Nicola Spurling, co supervised with Andrew Sayer. Nicola is looking at the relation between higher education policy and the working lives, practices and careers of academic Sociologists.

James Tomasson, co supervised with John Urry. James is looking at the material culture of tradition and nostalgia and at the complexity of apparently simple items like wooden flooring and the Aga.
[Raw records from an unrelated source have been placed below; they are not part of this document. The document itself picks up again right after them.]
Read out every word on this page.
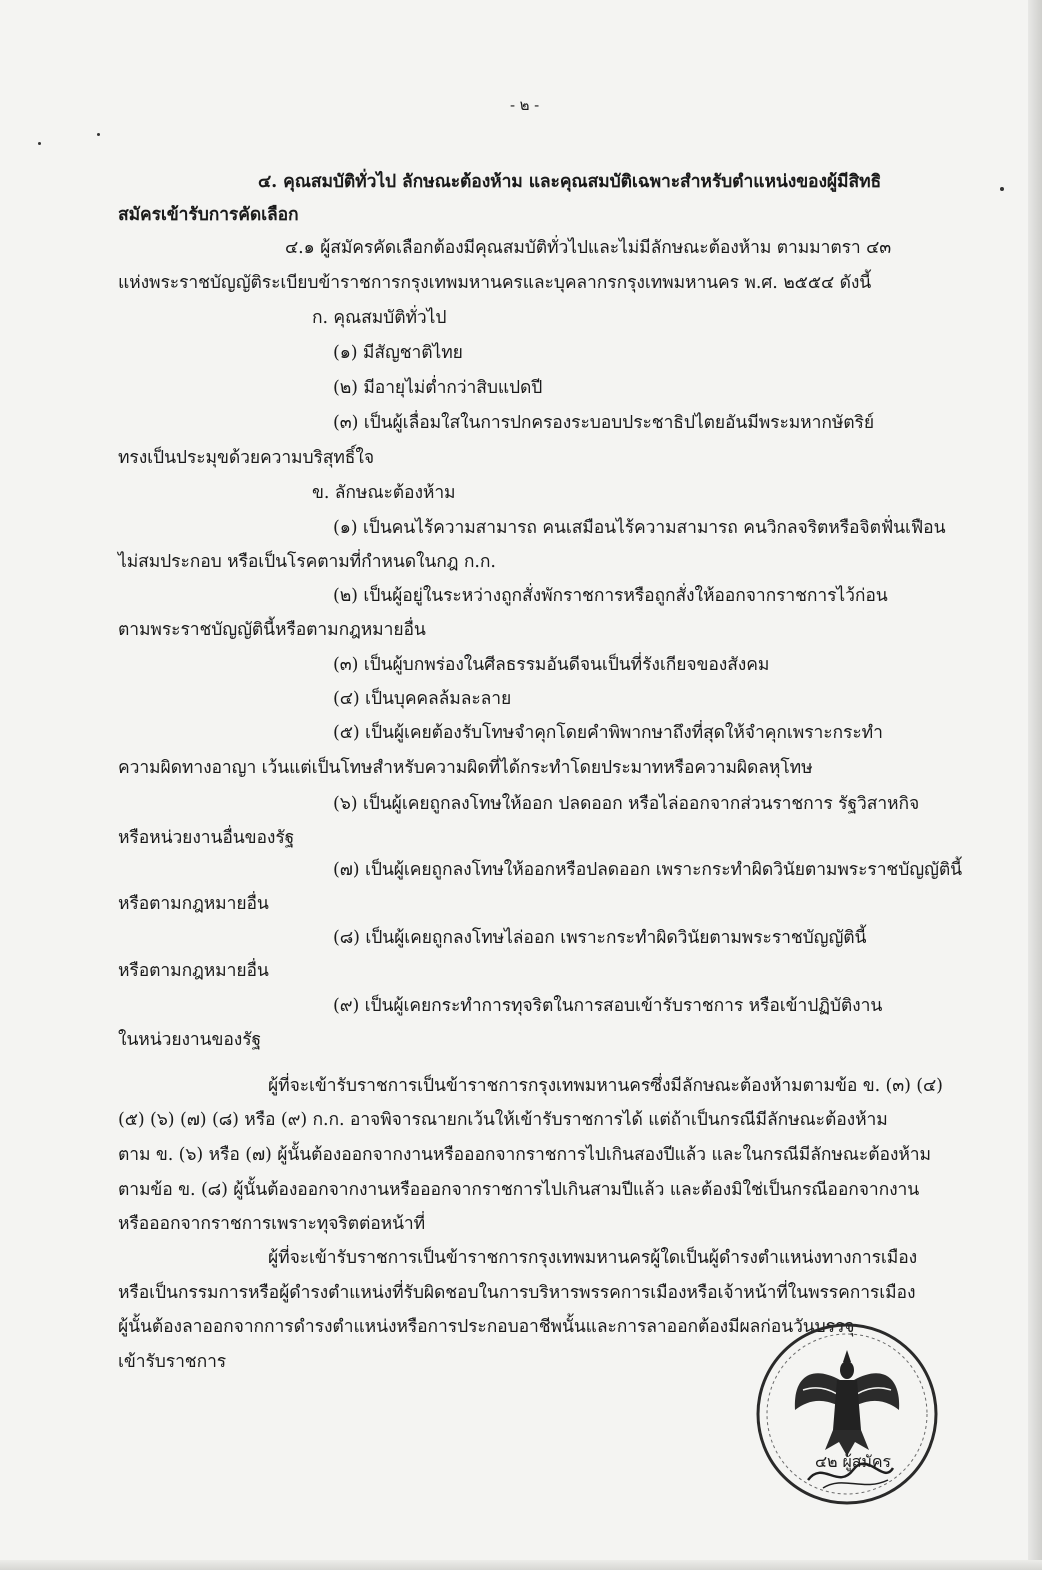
- ๒ -
๔. คุณสมบัติทั่วไป ลักษณะต้องห้าม และคุณสมบัติเฉพาะสำหรับตำแหน่งของผู้มีสิทธิ
สมัครเข้ารับการคัดเลือก
๔.๑ ผู้สมัครคัดเลือกต้องมีคุณสมบัติทั่วไปและไม่มีลักษณะต้องห้าม ตามมาตรา ๔๓
แห่งพระราชบัญญัติระเบียบข้าราชการกรุงเทพมหานครและบุคลากรกรุงเทพมหานคร พ.ศ. ๒๕๕๔ ดังนี้
ก. คุณสมบัติทั่วไป
(๑) มีสัญชาติไทย
(๒) มีอายุไม่ต่ำกว่าสิบแปดปี
(๓) เป็นผู้เลื่อมใสในการปกครองระบอบประชาธิปไตยอันมีพระมหากษัตริย์
ทรงเป็นประมุขด้วยความบริสุทธิ์ใจ
ข. ลักษณะต้องห้าม
(๑) เป็นคนไร้ความสามารถ คนเสมือนไร้ความสามารถ คนวิกลจริตหรือจิตฟั่นเฟือน
ไม่สมประกอบ หรือเป็นโรคตามที่กำหนดในกฎ ก.ก.
(๒) เป็นผู้อยู่ในระหว่างถูกสั่งพักราชการหรือถูกสั่งให้ออกจากราชการไว้ก่อน
ตามพระราชบัญญัตินี้หรือตามกฎหมายอื่น
(๓) เป็นผู้บกพร่องในศีลธรรมอันดีจนเป็นที่รังเกียจของสังคม
(๔) เป็นบุคคลล้มละลาย
(๕) เป็นผู้เคยต้องรับโทษจำคุกโดยคำพิพากษาถึงที่สุดให้จำคุกเพราะกระทำ
ความผิดทางอาญา เว้นแต่เป็นโทษสำหรับความผิดที่ได้กระทำโดยประมาทหรือความผิดลหุโทษ
(๖) เป็นผู้เคยถูกลงโทษให้ออก ปลดออก หรือไล่ออกจากส่วนราชการ รัฐวิสาหกิจ
หรือหน่วยงานอื่นของรัฐ
(๗) เป็นผู้เคยถูกลงโทษให้ออกหรือปลดออก เพราะกระทำผิดวินัยตามพระราชบัญญัตินี้
หรือตามกฎหมายอื่น
(๘) เป็นผู้เคยถูกลงโทษไล่ออก เพราะกระทำผิดวินัยตามพระราชบัญญัตินี้
หรือตามกฎหมายอื่น
(๙) เป็นผู้เคยกระทำการทุจริตในการสอบเข้ารับราชการ หรือเข้าปฏิบัติงาน
ในหน่วยงานของรัฐ
ผู้ที่จะเข้ารับราชการเป็นข้าราชการกรุงเทพมหานครซึ่งมีลักษณะต้องห้ามตามข้อ ข. (๓) (๔)
(๕) (๖) (๗) (๘) หรือ (๙) ก.ก. อาจพิจารณายกเว้นให้เข้ารับราชการได้ แต่ถ้าเป็นกรณีมีลักษณะต้องห้าม
ตาม ข. (๖) หรือ (๗) ผู้นั้นต้องออกจากงานหรือออกจากราชการไปเกินสองปีแล้ว และในกรณีมีลักษณะต้องห้าม
ตามข้อ ข. (๘) ผู้นั้นต้องออกจากงานหรือออกจากราชการไปเกินสามปีแล้ว และต้องมิใช่เป็นกรณีออกจากงาน
หรือออกจากราชการเพราะทุจริตต่อหน้าที่
ผู้ที่จะเข้ารับราชการเป็นข้าราชการกรุงเทพมหานครผู้ใดเป็นผู้ดำรงตำแหน่งทางการเมือง
หรือเป็นกรรมการหรือผู้ดำรงตำแหน่งที่รับผิดชอบในการบริหารพรรคการเมืองหรือเจ้าหน้าที่ในพรรคการเมือง
ผู้นั้นต้องลาออกจากการดำรงตำแหน่งหรือการประกอบอาชีพนั้นและการลาออกต้องมีผลก่อนวันบรรจุ
เข้ารับราชการ
๔๒ ผู้สมัคร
Maarten van der Kamp, co supervised with Martin Brigham in the Management School. Maarten is working on issues of corporate responsibility and how these are embodied and made real in organic food standards.

Previous projects

Consumption, everyday life and sustainability
Having led a five-year programme of workshops, exchanges and summer schools on Consumption, Everyday Life and Sustainability consumption, everyday life and sustainability" (funded by the European Science Foundation) I took advantage of a Leverhulme research fellowship to focus on the dynamics of 'ordinary' consumption. Comfort, Cleanliness and Convenience: The Social Organization of Normality (2003) Oxford: Berg, makes use of ideas from the sociology of consumption and science and technology studies in looking at the evolution of conventions and practices.

Energy, buildings and the environment
I’ve been responsible for a number of projects that have brought a sociological perspective to bear upon issues relating to the built environment and the construction industry. A Sociology of Energy, Buildings and the Environment (2000), London: Routledge, written with Simon Guy, drew upon much of this work and on research funded through the ESRC's Global Environmental Change Programme.

Innovation, organisation and technology
Projects funded by the ESRC, the EPSRC, and the (then) Department of Environment have examined different aspects of the management and co-ordination of construction. Specific studies have focused on cavity wall insulation, cladding, concrete, organising change in construction, supply chain management, and most recently, standardisation in building services. These projects detail inter-organisational relations and their implications for innovation and technological development.

Infrastructures and systems in transition
Some of my research on the social and technical development of complex systems and networks has been about the management of technological development (SOCROBUST). Other projects (DOMUS) have examined changing relations between the consumers and providers of water and electricity services. Recent work on mobility and social exclusion explores similar issues (CHIME), but with respect to systems and infrastructures of transport. I have served as a 'special advisor' to Transport for London on monitoring the social impact of congestion charging. The common thread here has to do with the intersection of social and technical systems and the dynamics of sociotechnical change.

Research and science policy
I have maintained an interest in research and science policy and especially in the uses of social science. This has taken various forms. Social Environmental Research in the European Union: Research networks and new agendas, (2000) Cheltenham: Elgar, with Michael Redclift, Barend van der Meulen and Sujatha Raman, was the result of an EU funded project examining the "making" of European social environmental research. Other work, including several studies for the ESRC, has focused on the concept of the "user" and on the idea of "interactive" social science.